Les défendeurs soutiennent que le recours de la demanderesse est prescrit
puisqu'il a été intenté plus de 7 ans après les faits. Il serait aussi
irrecevable parce que l'entente intervenue serait bonne et valable. En
conséquence, ils estiment que le recours dirigé contre eux est abusif et
réclament tous deux des dommages-intérêts qu'ils évaluent au minimum à
150 000 $ pour Fiset et à 225 000 $ dans le cas de
Deschesnes.
Décision
Alors que la demanderesse invoque la nullité de l'entente conclue entre Fiset
et la SQ, son droit d'action se prescrit par 3 ans et ce délai court à
compter de la connaissance de la cause de nullité. Or, plusieurs éléments de
preuve démontrent que le droit d'action de la demanderesse était prescrit
lorsque sa demande a été introduite, en février 2016. Notamment, l'indemnité
qu'a reçue Fiset lui a été versée en toute transparence jusqu'en mars 2010.
Aussi, lorsque Deschesnes a été démis de ses fonctions, à l'automne 2012, il a
cherché à obtenir une entente de départ semblable. Le recours de la
demanderesse était donc prescrit lorsqu'il a été introduit puisque les
autorités gouvernementales avaient depuis plus de 3 ans toutes les
informations nécessaires afin de prendre une décision dans le dossier. Bien que
ce qui précède suffise pour rejeter le recours de la demanderesse, il faut
aussi conclure que l'argent versé à Fiset lui avait légalement été accordé et
que Deschesnes avait le pouvoir d'autoriser les paiements faits à ce dernier.

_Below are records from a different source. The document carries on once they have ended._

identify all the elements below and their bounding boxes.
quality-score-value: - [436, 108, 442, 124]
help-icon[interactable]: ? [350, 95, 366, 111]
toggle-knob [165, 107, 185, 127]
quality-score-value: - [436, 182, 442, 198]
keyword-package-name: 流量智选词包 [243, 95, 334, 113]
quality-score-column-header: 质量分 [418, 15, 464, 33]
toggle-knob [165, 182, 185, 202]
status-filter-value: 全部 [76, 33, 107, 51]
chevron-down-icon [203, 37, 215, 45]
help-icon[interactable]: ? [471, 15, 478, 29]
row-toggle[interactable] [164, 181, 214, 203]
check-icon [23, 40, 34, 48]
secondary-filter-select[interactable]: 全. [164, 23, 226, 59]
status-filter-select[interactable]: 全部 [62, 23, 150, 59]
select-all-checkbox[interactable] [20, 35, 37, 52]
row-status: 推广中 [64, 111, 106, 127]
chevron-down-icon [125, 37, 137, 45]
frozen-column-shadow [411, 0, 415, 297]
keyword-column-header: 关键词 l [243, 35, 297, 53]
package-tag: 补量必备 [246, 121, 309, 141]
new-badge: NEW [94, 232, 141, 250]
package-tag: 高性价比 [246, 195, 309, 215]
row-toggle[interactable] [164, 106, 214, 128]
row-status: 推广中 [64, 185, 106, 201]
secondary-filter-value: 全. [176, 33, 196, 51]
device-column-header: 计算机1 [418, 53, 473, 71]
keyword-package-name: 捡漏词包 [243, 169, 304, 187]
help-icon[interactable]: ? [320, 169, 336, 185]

Les défendeurs n'ont donc rien à rembourser à la demanderesse.
Or, il y a lieu de constater que le recours de la demanderesse était, à
l'origine, manifestement mal fondé et téméraire. Premièrement, il était
prescrit, ayant été intenté en février 2016, alors que la SQ en connaissait
tous les faits générateurs depuis novembre 2012 au plus tard. Les défendeurs
ont d'ailleurs clairement soulevé ce point dans leur défense et demande
reconventionnelle. La demanderesse devait aussi savoir que Fiset avait droit,
en vertu de l'article 2085 et ss. du Code civil du Québec, à une
indemnité de fin d'emploi puisque Deschesnes l'avait congédié de son poste de
directeur général adjoint. De plus, une enquête le moindrement sérieuse aurait
permis de découvrir que des ententes comme celle dont Fiset a bénéficié existaient
depuis plusieurs années à la SQ et que ce corps policier connaissait depuis
longtemps l'existence de celle qu'avait acceptée Fiset. Les défendeurs auront
chacun droit à 10 000 $ en dommages moraux. Quant aux honoraires que
ces derniers ont dû engager pour se défendre, ils sont justes et raisonnables,
compte tenu de toutes les circonstances, et ils leur seront remboursés.